Annahmen bestätigen sich nicht
Die Wissenschaftler haben sich mit unter anderem mit so genannten exogenen Annahmen beschäftigt. Dazu gehört Kraftstoffpreise oder der Ausbau von Ladeinfrastruktur. Dazu schreibt das Gremium, dass beispielsweise die Zahl der Neuzulassungen von E-Lkw zu optimistisch bewertet wurde. Ihr Anteil liegt derzeit bei 6,8 Prozent. In den Projektionsdaten waren 50,1 Prozent im Jahr 2030 angegeben. Das halten die Experten für wenig realistisch, zumal der Anteil voll elektrischer Zugmaschinen 2023 unter einem Prozent gelegen habe.

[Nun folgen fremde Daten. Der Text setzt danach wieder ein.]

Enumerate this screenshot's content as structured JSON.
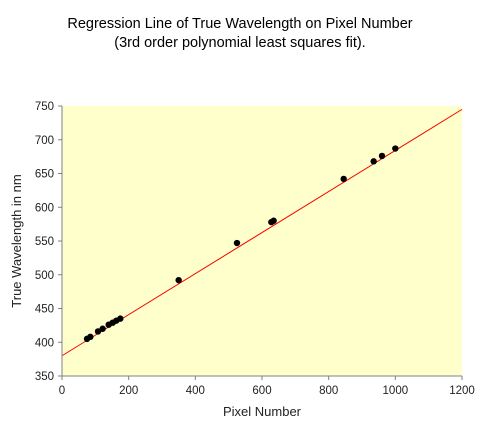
{
  "chart_data": {
    "type": "scatter",
    "title": "Regression Line of True Wavelength on Pixel Number",
    "subtitle": "(3rd order polynomial least squares fit).",
    "xlabel": "Pixel Number",
    "ylabel": "True Wavelength in nm",
    "xlim": [
      0,
      1200
    ],
    "ylim": [
      350,
      750
    ],
    "x_ticks": [
      0,
      200,
      400,
      600,
      800,
      1000,
      1200
    ],
    "y_ticks": [
      350,
      400,
      450,
      500,
      550,
      600,
      650,
      700,
      750
    ],
    "grid": false,
    "legend": "none",
    "series": [
      {
        "type": "scatter",
        "x": [
          75,
          85,
          108,
          122,
          140,
          152,
          163,
          175,
          350,
          525,
          628,
          635,
          845,
          935,
          960,
          1000
        ],
        "y": [
          405,
          408,
          416,
          420,
          426,
          429,
          432,
          435,
          492,
          547,
          578,
          580,
          642,
          668,
          676,
          687
        ]
      },
      {
        "type": "line",
        "x": [
          0,
          1200
        ],
        "y": [
          380,
          745
        ]
      }
    ],
    "colors": {
      "plot_background": "#ffffcc",
      "points": "#000000",
      "fit_line": "#ff0000",
      "axes": "#808080"
    }
  }
}
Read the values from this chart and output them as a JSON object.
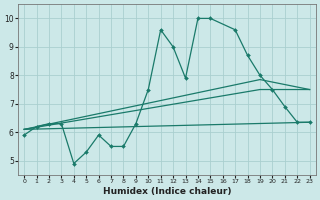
{
  "xlabel": "Humidex (Indice chaleur)",
  "bg_color": "#cce8e8",
  "grid_color": "#aacfcf",
  "line_color": "#1a7a6a",
  "x_ticks": [
    0,
    1,
    2,
    3,
    4,
    5,
    6,
    7,
    8,
    9,
    10,
    11,
    12,
    13,
    14,
    15,
    16,
    17,
    18,
    19,
    20,
    21,
    22,
    23
  ],
  "ylim": [
    4.5,
    10.5
  ],
  "xlim": [
    -0.5,
    23.5
  ],
  "yticks": [
    5,
    6,
    7,
    8,
    9,
    10
  ],
  "line1_x": [
    0,
    1,
    2,
    3,
    4,
    5,
    6,
    7,
    8,
    9,
    10,
    11,
    12,
    13,
    14,
    15,
    17,
    18,
    19,
    20,
    21,
    22,
    23
  ],
  "line1_y": [
    5.9,
    6.2,
    6.3,
    6.3,
    4.9,
    5.3,
    5.9,
    5.5,
    5.5,
    6.3,
    7.5,
    9.6,
    9.0,
    7.9,
    10.0,
    10.0,
    9.6,
    8.7,
    8.0,
    7.5,
    6.9,
    6.35,
    6.35
  ],
  "line2_x": [
    0,
    23
  ],
  "line2_y": [
    6.1,
    6.35
  ],
  "line3_x": [
    0,
    19,
    23
  ],
  "line3_y": [
    6.1,
    7.5,
    7.5
  ],
  "line4_x": [
    0,
    19,
    23
  ],
  "line4_y": [
    6.1,
    7.85,
    7.5
  ]
}
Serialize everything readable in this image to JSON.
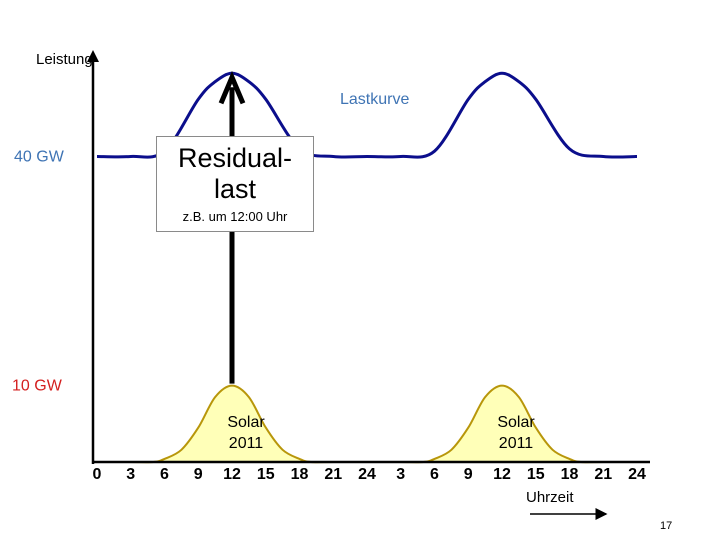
{
  "chart_data": {
    "type": "line",
    "ylabel": "Leistung",
    "xlabel": "Uhrzeit",
    "x_ticks": [
      "0",
      "3",
      "6",
      "9",
      "12",
      "15",
      "18",
      "21",
      "24",
      "3",
      "6",
      "9",
      "12",
      "15",
      "18",
      "21",
      "24"
    ],
    "y_markers": [
      {
        "label": "40 GW",
        "value": 40,
        "color": "#3f74b4"
      },
      {
        "label": "10 GW",
        "value": 10,
        "color": "#d42020"
      }
    ],
    "series": [
      {
        "name": "Lastkurve",
        "color": "#0b0e8c",
        "x": [
          0,
          3,
          6,
          9,
          10.5,
          12,
          13.5,
          15,
          18,
          21,
          24,
          27,
          30,
          33,
          34.5,
          36,
          37.5,
          39,
          42,
          45,
          48
        ],
        "y": [
          40,
          40,
          40.7,
          47.5,
          49.8,
          50.9,
          49.8,
          47.5,
          41,
          40,
          40,
          40,
          40.7,
          47.5,
          49.8,
          50.9,
          49.8,
          47.5,
          41,
          40,
          40
        ]
      },
      {
        "name": "Solar 2011",
        "color": "#b8960a",
        "fill": "#ffffb8",
        "x": [
          0,
          3,
          5,
          6,
          7.5,
          9,
          10.5,
          12,
          13.5,
          15,
          16.5,
          18,
          19,
          21,
          24,
          27,
          29,
          30,
          31.5,
          33,
          34.5,
          36,
          37.5,
          39,
          40.5,
          42,
          43,
          45,
          48
        ],
        "y": [
          0,
          0,
          0,
          0.4,
          1.6,
          4.5,
          8.5,
          10,
          8.5,
          4.5,
          1.6,
          0.4,
          0,
          0,
          0,
          0,
          0,
          0.4,
          1.6,
          4.5,
          8.5,
          10,
          8.5,
          4.5,
          1.6,
          0.4,
          0,
          0,
          0
        ]
      }
    ],
    "annotations": {
      "lastkurve_label": "Lastkurve",
      "solar_labels": [
        {
          "line1": "Solar",
          "line2": "2011",
          "at_x": 12
        },
        {
          "line1": "Solar",
          "line2": "2011",
          "at_x": 36
        }
      ],
      "residual_arrow_x": 12,
      "residual_title_line1": "Residual-",
      "residual_title_line2": "last",
      "residual_note": "z.B. um 12:00 Uhr"
    },
    "xlim": [
      0,
      48
    ],
    "ylim": [
      0,
      55
    ],
    "grid": false,
    "legend": "none"
  },
  "page_number": "17"
}
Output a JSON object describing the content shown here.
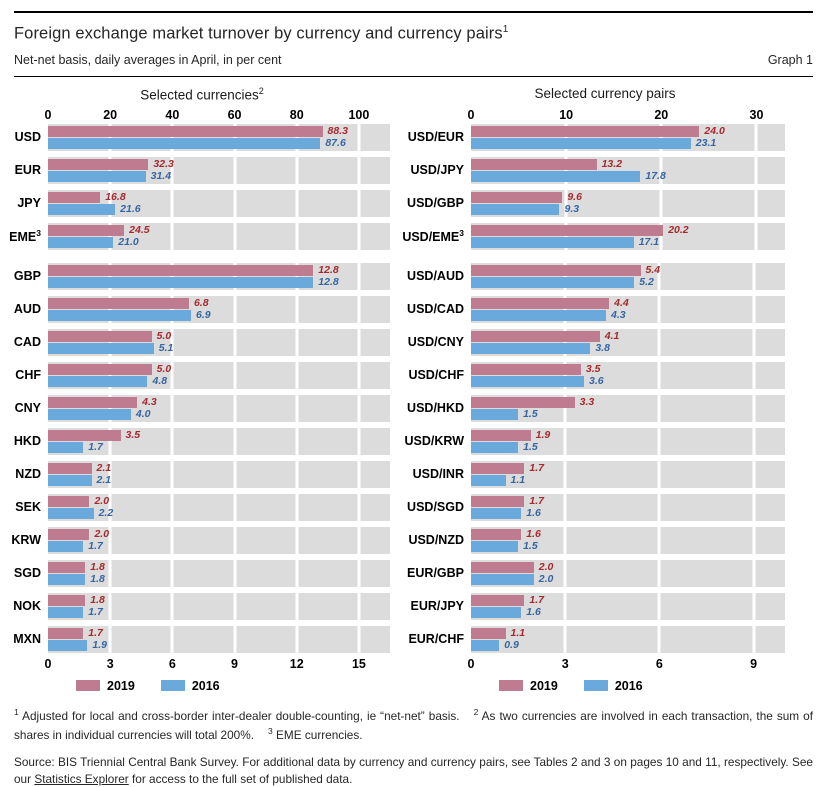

Ein Potenzial zur Emissionsminderung sieht der Expertenrat hingegen bei den Kraftstoffpreisen. Diese würden bis 2030 eher steigen und somit zu einem geringeren CO2-Ausstoß beitragen. Bis 2027 würden die Kraftstoffpreise unter dem Niveau von 2023 liegen, prognostizieren die Wissenschaftler, räumen allerdings ein, dass solche Vorhersagen immer mit Unsicherheiten verbunden sind.
Auch langfristig Klimaziele nicht zu schaffen
Die Experten haben auch die Zeiträume nach 2030 betrachtet. So würden im Zeitraum von 2031 bis 2040 die Klimaziele ebenfalls verfehlt, die Treibhausgasneutralität sei weder bis 2045 noch bis 2050 zu erreichen. Der Rat empfiehlt der Politik, sich mit ihren Maßnahmen vor allem auf den Verkehrs- und Gebäudesektor zu konzentrieren.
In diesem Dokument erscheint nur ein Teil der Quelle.